Leading into the weekend, we thought it'd be nice to leave you with some reading that is sure to make you as good and mad as Henry Fonda in 12 Angry Men.
The case is United States v. Vasquez, No. 09-CR-259 (E.D.N.Y. March 30, 2010). Mr. Vasquez received a five-year mandatory minimum for playing a minor role selling drugs to support his own drug addiction. Federal Judge John Gleeson wanted to sentence Mr. Vasquez to 24 months in prison, but could not because of the prosecutor's charging decisions. Even though the prosecutors agreed that a five-year mandatory minimum was excessive, they did not comply with Judge Gleeson's request that Mr.

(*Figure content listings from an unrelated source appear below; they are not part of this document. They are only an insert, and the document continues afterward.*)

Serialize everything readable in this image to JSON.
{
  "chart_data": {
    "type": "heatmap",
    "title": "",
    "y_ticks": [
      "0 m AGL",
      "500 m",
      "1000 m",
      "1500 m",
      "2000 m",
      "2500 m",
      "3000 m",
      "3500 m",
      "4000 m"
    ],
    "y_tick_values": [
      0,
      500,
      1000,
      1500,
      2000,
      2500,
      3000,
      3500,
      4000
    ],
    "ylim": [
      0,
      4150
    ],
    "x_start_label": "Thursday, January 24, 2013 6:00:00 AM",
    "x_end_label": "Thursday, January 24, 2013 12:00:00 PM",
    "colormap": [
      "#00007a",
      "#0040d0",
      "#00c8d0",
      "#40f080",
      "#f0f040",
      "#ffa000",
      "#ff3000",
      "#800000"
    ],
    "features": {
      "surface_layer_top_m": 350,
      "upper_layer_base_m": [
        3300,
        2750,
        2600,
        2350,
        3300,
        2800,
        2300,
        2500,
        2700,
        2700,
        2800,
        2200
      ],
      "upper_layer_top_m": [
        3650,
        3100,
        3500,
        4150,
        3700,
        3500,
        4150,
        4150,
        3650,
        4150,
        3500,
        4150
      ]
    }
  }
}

Vasquez be charged differently so that the mandatory minimum would not apply. Clearly upset, Judge Gleeson's opinion (which is full of gems) succinctly explains why no prosecutor should have this much control over sentencing:
As a result of the decision to insist on the five-year mandatory minimum, there was no judging going on at the defendant’s sentencing. Though in theory I could have considered a sentence of greater than 60 months, even the prosecutor recognized how ludicrous that would be, and asked for a 60-month sentence. But the prosecutor’s refusal to permit consideration of a lesser sentence ended the matter, rendering irrelevant all the other factors that should have been considered to arrive at a just sentence.